Esse novo parecer da AGU alterando o anterior, no entanto, distinguiu empresas brasileiras de capital nacional de empresas brasileiras de capital estrangeiro. No contexto anterior, as duas haviam sido equiparadas, com os mesmos benefícios e obrigações, sempre em claro respeito à lei nacional.
A situação terminou por se complicar ainda mais, pois tal mudança de legislação se fez tão somente por um ato administrativo da AGU, não tendo passado pela Câmara dos Deputados e pelo Senado. Foi introduzida, por assim dizer, da noite para o dia uma nova regra que alterou completamente a área de atuação das empresas brasileiras de capital estrangeiro. Note-se que elas operavam normalmente no País e, de repente, foram remetidas à completa insegurança.
O governo está agora debruçado sobre essa questão, assim como a Câmara elabora novo projeto de lei visando a equacionar o imbróglio criado. As idas e vindas se têm multiplicado nestes últimos meses, sem que uma solução satisfatória até agora tenha sido apresentada. Conviria, assim, fazer a distinção entre duas ordens de questões: 1) o estabelecimento de uma regra de transição e 2) critérios para uma solução definitiva do problema.
A necessidade de uma regra de transição diz respeito à insegurança jurídica criada. A própria imagem do País está em questão, pois não se deve, administrativamente, com um parecer que contradiz outro, anterior, do mesmo órgão estatal, alterar abruptamente as regras do jogo mediante norma infralegal. Empresas brasileiras de capital estrangeiro com investimentos em curso não sabem mais como agir. E empresas com investimentos previstos, licenças ambientais já concedidas e negócios em andamento se veem, assim, impedidas de seguir adiante. Os prejuízos econômicos para o País montam a dezenas de bilhões de dólares, incluindo, entre outros, os setores florestal, de papel e celulose, cana-de-açúcar e etanol.
Logo, seria necessária a formulação de uma regra de transição - que poderia ser feita administrativamente ou até por medida provisória - que contemplasse as empresas brasileiras de capital estrangeiro com investimentos em curso. Estas deveriam comprovar tais investimentos por meio de projetos, licenças ambientais, licenças de instalação, protocolos de intenções junto a governos municipais e estaduais ou negociações de compra de terras (contratos particulares de compra e venda). O parecer da AGU não se aplicaria a elas e a segurança jurídica seria restabelecida, tendo ainda como efeito um grande ganho de imagem para o País.

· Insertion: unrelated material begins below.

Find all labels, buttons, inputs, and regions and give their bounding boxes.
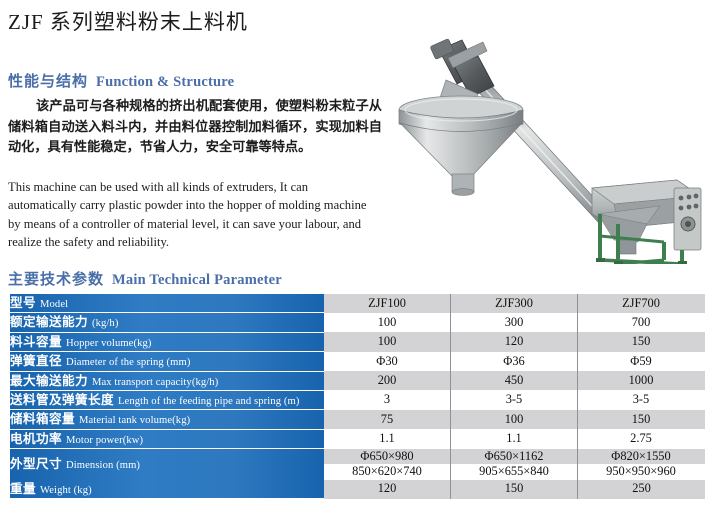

Uma vez restabelecida a segurança jurídica, num trabalho que se apresenta, atualmente, como conjunto entre o governo e a Câmara dos Deputados, conviria estabelecer alguns critérios que, ao mesmo tempo que assegurassem a soberania nacional, sinalizassem uma abertura para o mundo. Mas há que fazer a distinção entre empresas brasileiras de capital estrangeiro com investimentos produtivos diretos no País e investimentos especulativos ou operados por empresas estrangeiras de capital estatal. O Brasil precisa ter um cadastro nacional de propriedades, instrumento confiável que permita não só a regulamentação do setor, mas torne transparente, publicamente, uma base de dados da estrutura fundiária nacional.
Poder-se-ia, igualmente, pensar na aplicação do princípio de reciprocidade. Ou seja, países que não permitem que empresas privadas brasileiras comprem terras em seu território não poderiam exigir tratamento diferente do Brasil. Inversamente, países que acolhem empresas brasileiras na compra de terras teriam aqui tratamento equivalente. Com isso se evitaria qualquer retórica antiempresarial, mostrando um País aberto a tratamentos internacionais equitativos. Exceções seriam tratadas como tal, em função do interesse nacional. Trata-se, aliás, de um princípio amplamente utilizado no mundo diplomático.
O Brasil necessita, urgentemente, do equacionamento dessa questão.